Wenige Stunden vor dem Beginn der Eröffnungsfeier der Olympischen Spiele in Paris haben Brandanschläge auf technische Anlagen weite Teile des französischen Bahnverkehrs lahmgelegt. Hunderttausende Menschen waren betroffen, auch einige deutsche Athleten litten unter dem Sabotageakt. Sie kamen nicht mehr rechtzeitig zur einzigartigen Zeremonie auf der Seine.
"Wir wussten ohnehin nicht, ob wir es machen können. Aber jetzt ist es definitiv zu spät", sagte Julian Schmidt aus dem BMX-Team dem SID, als er zusammen mit seinen Mannschaftskollegen mit fast zweistündiger Verspätung die Hauptstadt erreichte. Auch die Springreiter Christian Kukuk und Philipp Weishaupt verpassten die Feier. Sie mussten enttäuscht in Belgien umdrehen.
Premierminister Gabriel Attal sprach von "koordinierten und vorbereiteten Sabotageakten" und versicherte, Geheimdienste und Sicherheitskräfte seien mobilisiert, "um die Täter dieser kriminellen Taten zu finden und zu bestrafen".
Nach Angaben der französischen Bahn SNCF waren etwa 800.000 Fahrgäste betroffen. Zunächst bekannte sich niemand zu den Aktionen. Für Verkehrsminister Patrice Vergriete war es ein "skandalöser krimineller Akt". Die Pariser Bürgermeisterin Anne Hidalgo erwartete "keine Auswirkungen" auf die Eröffnungsfeier am Abend, doch einige deutsche Athletinnen und Athleten mussten am Fernsehen zuschauen.
"Wir haben Anrufe von zu Hause bekommen, ob alles in Ordnung ist. Jetzt sind wir einfach froh, hier zu sein", sagte BMX-Fahrerin Regula Runge am Bahnhof Gare de l'Est.

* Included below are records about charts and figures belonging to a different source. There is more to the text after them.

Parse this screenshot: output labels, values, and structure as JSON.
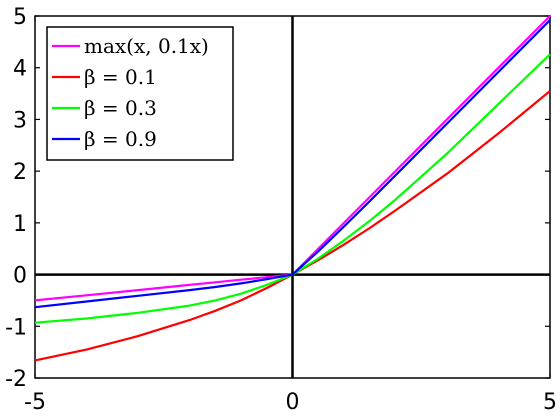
{
  "chart_data": {
    "type": "line",
    "xlim": [
      -5,
      5
    ],
    "ylim": [
      -2,
      5
    ],
    "x_ticks": [
      "-5",
      "0",
      "5"
    ],
    "y_ticks": [
      "-2",
      "-1",
      "0",
      "1",
      "2",
      "3",
      "4",
      "5"
    ],
    "x_tick_values": [
      -5,
      0,
      5
    ],
    "y_tick_values": [
      -2,
      -1,
      0,
      1,
      2,
      3,
      4,
      5
    ],
    "grid": false,
    "legend_position": "top-left",
    "x": [
      -5,
      -4,
      -3,
      -2,
      -1.5,
      -1,
      -0.5,
      0,
      0.5,
      1,
      1.5,
      2,
      3,
      4,
      5
    ],
    "series": [
      {
        "name": "max(x, 0.1x)",
        "color": "#ff00ff",
        "values": [
          -0.5,
          -0.4,
          -0.3,
          -0.2,
          -0.15,
          -0.1,
          -0.05,
          0,
          0.5,
          1,
          1.5,
          2,
          3,
          4,
          5
        ]
      },
      {
        "name": "β = 0.1",
        "color": "#ff0000",
        "values": [
          -1.66,
          -1.45,
          -1.19,
          -0.88,
          -0.7,
          -0.5,
          -0.26,
          0,
          0.28,
          0.58,
          0.9,
          1.24,
          1.95,
          2.73,
          3.55
        ]
      },
      {
        "name": "β = 0.3",
        "color": "#00ff00",
        "values": [
          -0.93,
          -0.85,
          -0.74,
          -0.6,
          -0.5,
          -0.37,
          -0.2,
          0,
          0.31,
          0.66,
          1.04,
          1.45,
          2.34,
          3.3,
          4.26
        ]
      },
      {
        "name": "β = 0.9",
        "color": "#0000ff",
        "values": [
          -0.63,
          -0.52,
          -0.41,
          -0.3,
          -0.24,
          -0.17,
          -0.09,
          0,
          0.45,
          0.93,
          1.42,
          1.92,
          2.92,
          3.92,
          4.92
        ]
      }
    ]
  }
}
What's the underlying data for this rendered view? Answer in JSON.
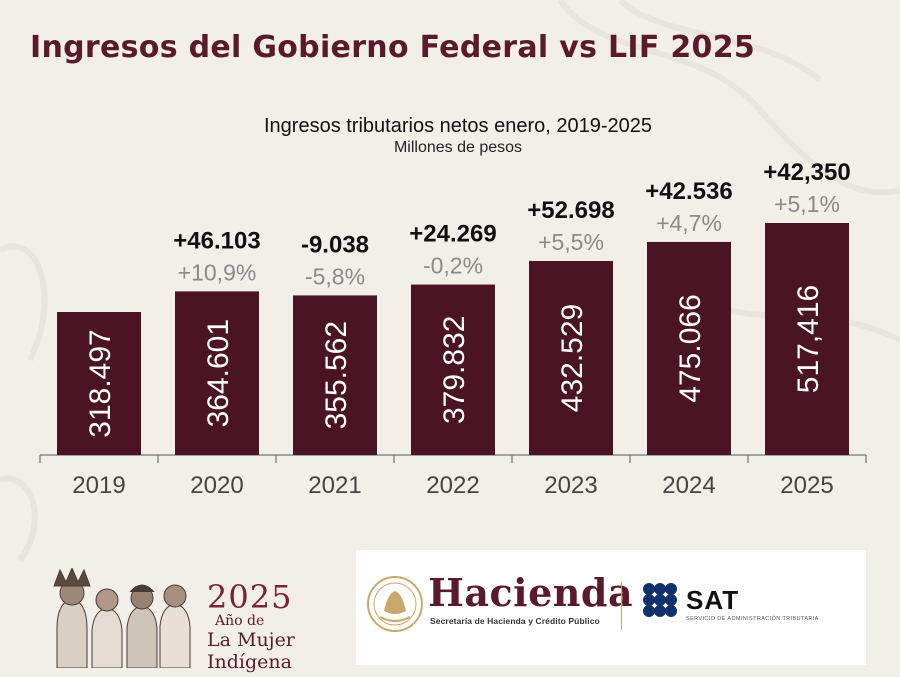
{
  "header": {
    "title": "Ingresos del Gobierno Federal vs LIF 2025"
  },
  "colors": {
    "bar": "#4a1424",
    "title": "#5a1a2c",
    "pct": "#8a8a8a",
    "sat_blue": "#12306b",
    "gold": "#c9a86b"
  },
  "chart_data": {
    "type": "bar",
    "title": "Ingresos tributarios netos enero, 2019-2025",
    "subtitle": "Millones de pesos",
    "categories": [
      "2019",
      "2020",
      "2021",
      "2022",
      "2023",
      "2024",
      "2025"
    ],
    "values": [
      318497,
      364601,
      355562,
      379832,
      432529,
      475066,
      517416
    ],
    "value_labels": [
      "318.497",
      "364.601",
      "355.562",
      "379.832",
      "432.529",
      "475.066",
      "517,416"
    ],
    "change_labels": [
      "",
      "+46.103",
      "-9.038",
      "+24.269",
      "+52.698",
      "+42.536",
      "+42,350"
    ],
    "pct_labels": [
      "",
      "+10,9%",
      "-5,8%",
      "-0,2%",
      "+5,5%",
      "+4,7%",
      "+5,1%"
    ],
    "grid": false,
    "legend": "none"
  },
  "footer": {
    "mujer": {
      "year": "2025",
      "line2": "Año de",
      "line3": "La Mujer",
      "line4": "Indígena"
    },
    "hacienda": {
      "name": "Hacienda",
      "subtitle": "Secretaría de Hacienda y Crédito Público"
    },
    "sat": {
      "name": "SAT",
      "subtitle": "SERVICIO DE ADMINISTRACIÓN TRIBUTARIA"
    },
    "icons": [
      "indigenous-women-illustration",
      "national-seal-icon",
      "sat-dots-logo"
    ]
  }
}
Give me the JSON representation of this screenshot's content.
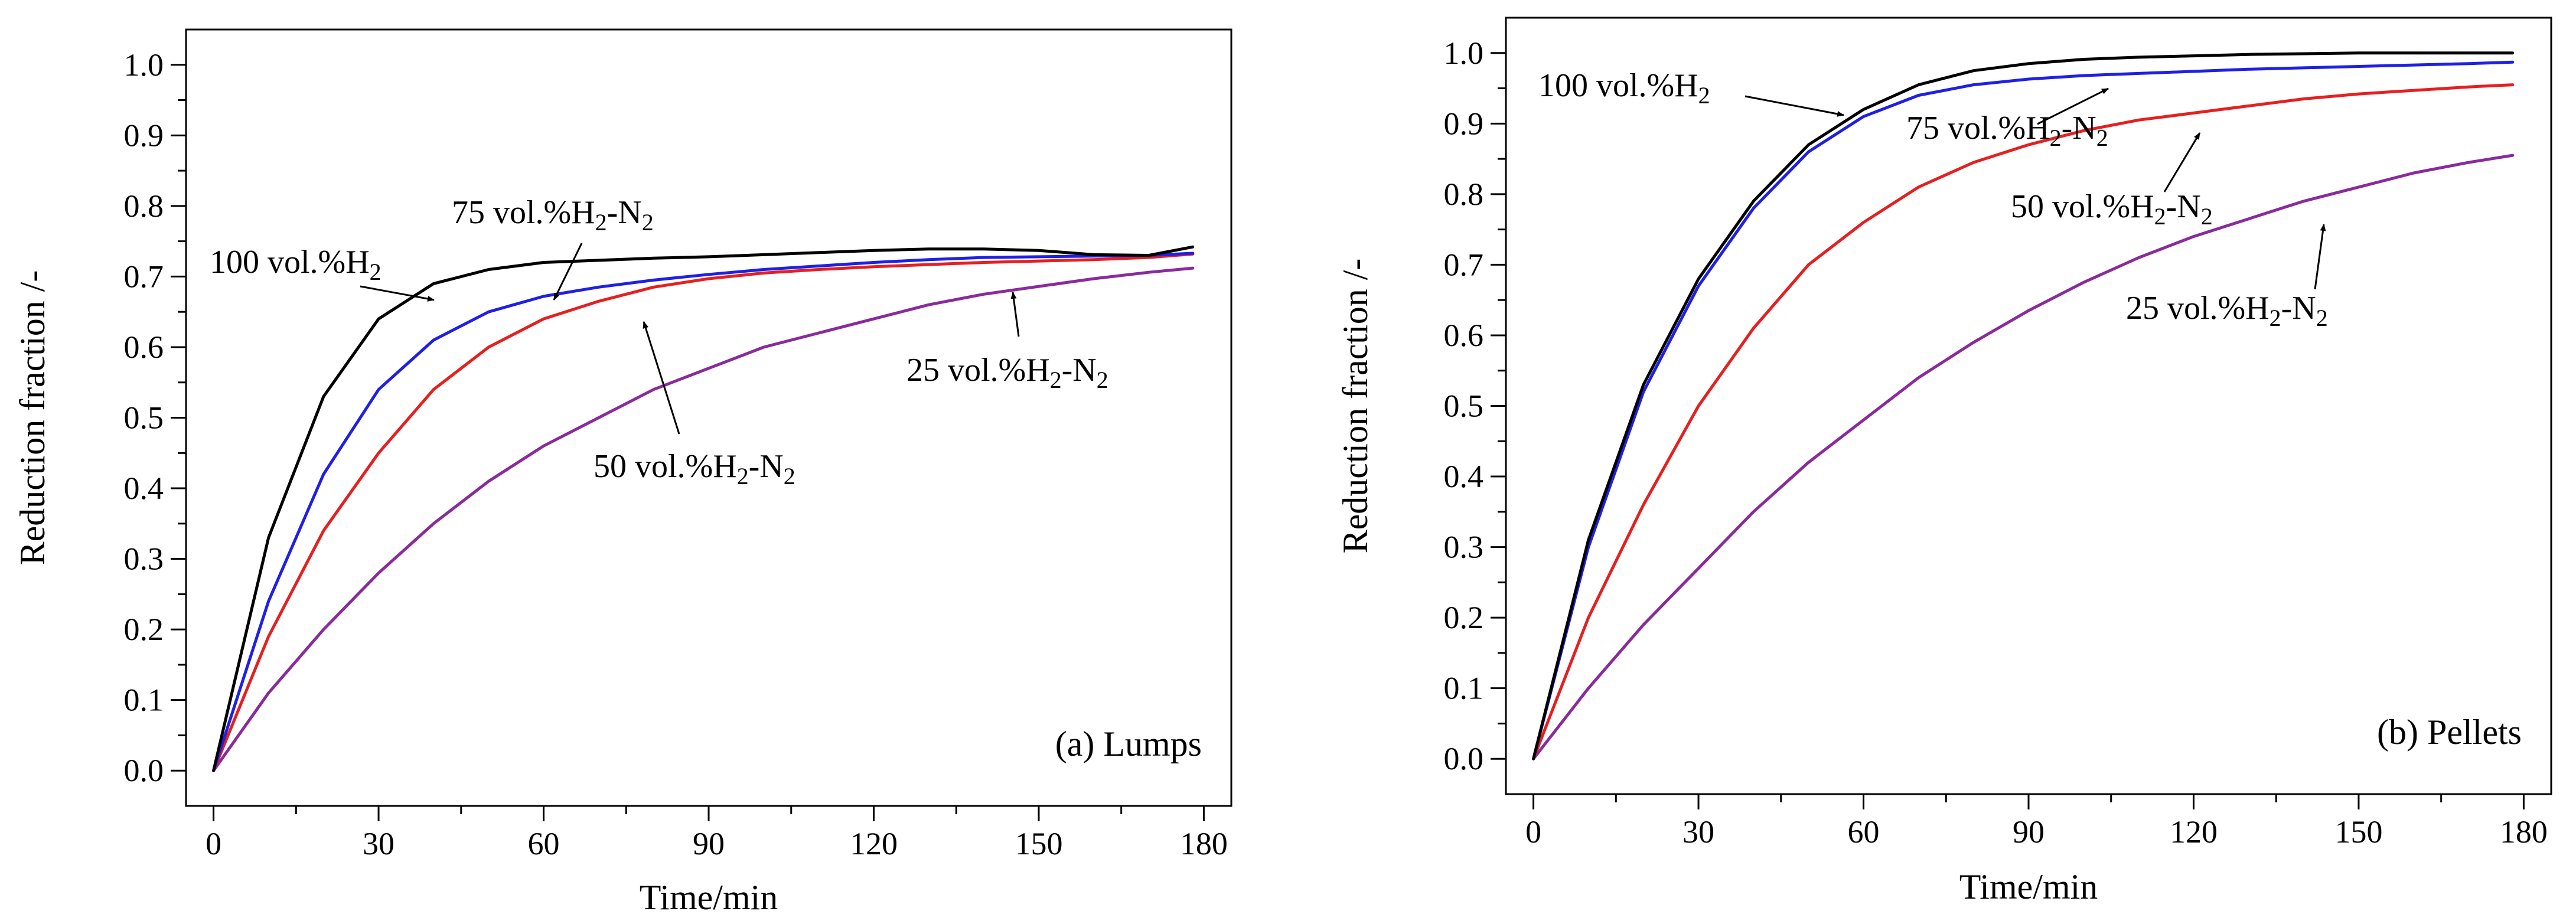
{
  "colors": {
    "100_h2": "#000000",
    "75_h2_n2": "#1f1fe6",
    "50_h2_n2": "#e61f1f",
    "25_h2_n2": "#8a2a9c"
  },
  "chart_data": [
    {
      "type": "line",
      "panel_label": "(a) Lumps",
      "xlabel": "Time/min",
      "ylabel": "Reduction fraction /-",
      "xlim": [
        -5,
        185
      ],
      "ylim": [
        -0.05,
        1.05
      ],
      "xticks": [
        "0",
        "30",
        "60",
        "90",
        "120",
        "150",
        "180"
      ],
      "yticks": [
        "0.0",
        "0.1",
        "0.2",
        "0.3",
        "0.4",
        "0.5",
        "0.6",
        "0.7",
        "0.8",
        "0.9",
        "1.0"
      ],
      "x": [
        0,
        10,
        20,
        30,
        40,
        50,
        60,
        70,
        80,
        90,
        100,
        110,
        120,
        130,
        140,
        150,
        160,
        170,
        178
      ],
      "series": [
        {
          "name": "100 vol.%H2",
          "color_key": "100_h2",
          "values": [
            0,
            0.33,
            0.53,
            0.64,
            0.69,
            0.71,
            0.72,
            0.723,
            0.726,
            0.728,
            0.731,
            0.734,
            0.737,
            0.739,
            0.739,
            0.737,
            0.731,
            0.73,
            0.742
          ]
        },
        {
          "name": "75 vol.%H2-N2",
          "color_key": "75_h2_n2",
          "values": [
            0,
            0.24,
            0.42,
            0.54,
            0.61,
            0.65,
            0.672,
            0.685,
            0.695,
            0.703,
            0.71,
            0.715,
            0.72,
            0.724,
            0.727,
            0.728,
            0.729,
            0.73,
            0.733
          ]
        },
        {
          "name": "50 vol.%H2-N2",
          "color_key": "50_h2_n2",
          "values": [
            0,
            0.19,
            0.34,
            0.45,
            0.54,
            0.6,
            0.64,
            0.665,
            0.685,
            0.697,
            0.705,
            0.71,
            0.714,
            0.717,
            0.72,
            0.722,
            0.724,
            0.727,
            0.732
          ]
        },
        {
          "name": "25 vol.%H2-N2",
          "color_key": "25_h2_n2",
          "values": [
            0,
            0.11,
            0.2,
            0.28,
            0.35,
            0.41,
            0.46,
            0.5,
            0.54,
            0.57,
            0.6,
            0.62,
            0.64,
            0.66,
            0.675,
            0.686,
            0.697,
            0.706,
            0.712
          ]
        }
      ],
      "annotations": [
        {
          "main": "100 vol.%H",
          "sub1": "2",
          "mid": "",
          "sub2": "",
          "series": "100 vol.%H2"
        },
        {
          "main": "75 vol.%H",
          "sub1": "2",
          "mid": "-N",
          "sub2": "2",
          "series": "75 vol.%H2-N2"
        },
        {
          "main": "50 vol.%H",
          "sub1": "2",
          "mid": "-N",
          "sub2": "2",
          "series": "50 vol.%H2-N2"
        },
        {
          "main": "25 vol.%H",
          "sub1": "2",
          "mid": "-N",
          "sub2": "2",
          "series": "25 vol.%H2-N2"
        }
      ]
    },
    {
      "type": "line",
      "panel_label": "(b) Pellets",
      "xlabel": "Time/min",
      "ylabel": "Reduction fraction /-",
      "xlim": [
        -5,
        185
      ],
      "ylim": [
        -0.05,
        1.05
      ],
      "xticks": [
        "0",
        "30",
        "60",
        "90",
        "120",
        "150",
        "180"
      ],
      "yticks": [
        "0.0",
        "0.1",
        "0.2",
        "0.3",
        "0.4",
        "0.5",
        "0.6",
        "0.7",
        "0.8",
        "0.9",
        "1.0"
      ],
      "x": [
        0,
        10,
        20,
        30,
        40,
        50,
        60,
        70,
        80,
        90,
        100,
        110,
        120,
        130,
        140,
        150,
        160,
        170,
        178
      ],
      "series": [
        {
          "name": "100 vol.%H2",
          "color_key": "100_h2",
          "values": [
            0,
            0.31,
            0.53,
            0.68,
            0.79,
            0.87,
            0.92,
            0.955,
            0.975,
            0.985,
            0.991,
            0.994,
            0.996,
            0.998,
            0.999,
            1.0,
            1.0,
            1.0,
            1.0
          ]
        },
        {
          "name": "75 vol.%H2-N2",
          "color_key": "75_h2_n2",
          "values": [
            0,
            0.3,
            0.52,
            0.67,
            0.78,
            0.86,
            0.91,
            0.94,
            0.955,
            0.963,
            0.968,
            0.971,
            0.974,
            0.977,
            0.979,
            0.981,
            0.983,
            0.985,
            0.987
          ]
        },
        {
          "name": "50 vol.%H2-N2",
          "color_key": "50_h2_n2",
          "values": [
            0,
            0.2,
            0.36,
            0.5,
            0.61,
            0.7,
            0.76,
            0.81,
            0.845,
            0.87,
            0.89,
            0.905,
            0.915,
            0.925,
            0.935,
            0.942,
            0.947,
            0.952,
            0.955
          ]
        },
        {
          "name": "25 vol.%H2-N2",
          "color_key": "25_h2_n2",
          "values": [
            0,
            0.1,
            0.19,
            0.27,
            0.35,
            0.42,
            0.48,
            0.54,
            0.59,
            0.635,
            0.675,
            0.71,
            0.74,
            0.765,
            0.79,
            0.81,
            0.83,
            0.845,
            0.855
          ]
        }
      ],
      "annotations": [
        {
          "main": "100 vol.%H",
          "sub1": "2",
          "mid": "",
          "sub2": "",
          "series": "100 vol.%H2"
        },
        {
          "main": "75 vol.%H",
          "sub1": "2",
          "mid": "-N",
          "sub2": "2",
          "series": "75 vol.%H2-N2"
        },
        {
          "main": "50 vol.%H",
          "sub1": "2",
          "mid": "-N",
          "sub2": "2",
          "series": "50 vol.%H2-N2"
        },
        {
          "main": "25 vol.%H",
          "sub1": "2",
          "mid": "-N",
          "sub2": "2",
          "series": "25 vol.%H2-N2"
        }
      ]
    }
  ]
}
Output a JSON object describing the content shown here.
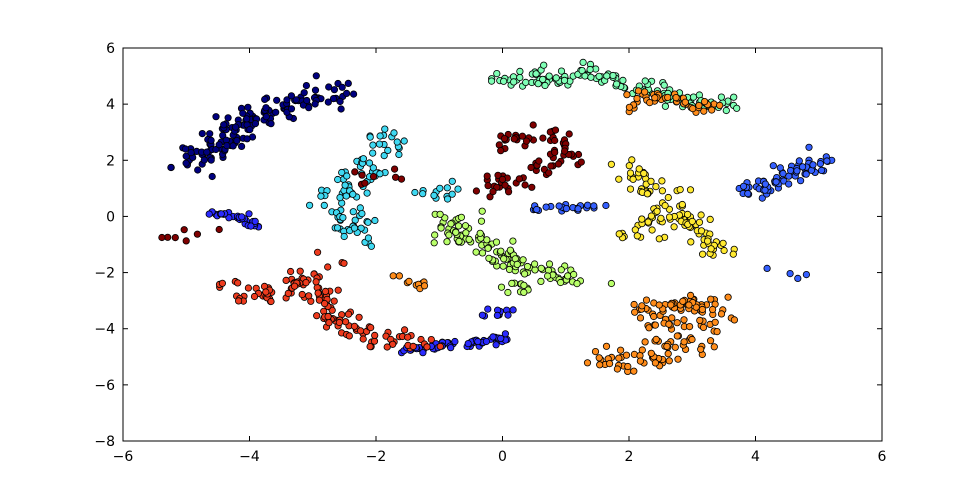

Frankreichs Sportministerin Amelie Oudea-Castera verurteilte die Anschläge, ihre Sorge galt den Sportlerinnen und Sportlern in Paris. "Das sind die Spiele der Athleten, die jahrelang davon geträumt haben und um den Heiligen Gral - das Podium - kämpfen, und das wird sabotiert", sagte sie beim TV-Sender BFMTV. IOC-Präsident Thomas Bach versicherte, er habe "volles Vertrauen in die französischen Behörden".
Viele Bahnverbindungen mit den TGV-Hochgeschwindigkeitszügen müssten gestrichen werden, gab die SNCF an. Betroffen seien die Atlantik-, Nord- und Ostlinien. Die "Situation dürfte mindestens das ganze Wochenende anhalten, während die Reparaturen durchgeführt werden". Ein weiterer mutmaßlicher Sabotageakt auf der Strecke nach Marseille sei verhindert worden.
An den betroffenen Orten wurden jeweils Leitungen mit zahlreichen Glasfaserkabeln in Brand gesetzt, die für die Sicherheit der Züge und die Weichenstellungen wichtig sind. An den Pariser Bahnhöfen warteten zahlreiche Passagiere auf Informationen, ob und wann sie ihre Reise antreten könnten. Am Bahnhof Montparnasse waren die Gleise durch Gitter abgesperrt.
Regionalpräsidentin Valerie Pecresse sprach im Sender France Info von einer "Tat der Destabilisierung". Es sei "kein Zufall", dass dies am Tag der Eröffnungsfeier geschehe, sagte sie.
Bundesinnenministerin Nancy Faeser (SPD) ließ mitteilen: "Die schwerwiegenden Sabotageakte gegen das französische Bahnnetz zeigen, wie ernst die Bedrohungslagen aktuell in Europa sind und wie wichtig die starken Sicherheitsmaßnahmen zum Schutz der Olympischen Spiele sind."
Wegen der Olympischen Spiele ist die Sicherheitslage in Frankreich angespannt, der Aufwand zum Schutz des Mega-Events ist gewaltig. Rund 35.000 Polizisten und Gendarmerie-Mitglieder sowie 18.000 Soldaten werden bei den Spielen im Schnitt jeden Tag im Einsatz sein.
"Sicherheit war die oberste Priorität für Paris 2024", sagte Organisationschef Tony Estanguet zuletzt über die Vorbereitungen auf Olympia. Frankreichs Innenminister Gerald Darmanin hatte unlängst betont, dass es "keine klare Bedrohung der Sicherheit der Olympischen Spiele" geben.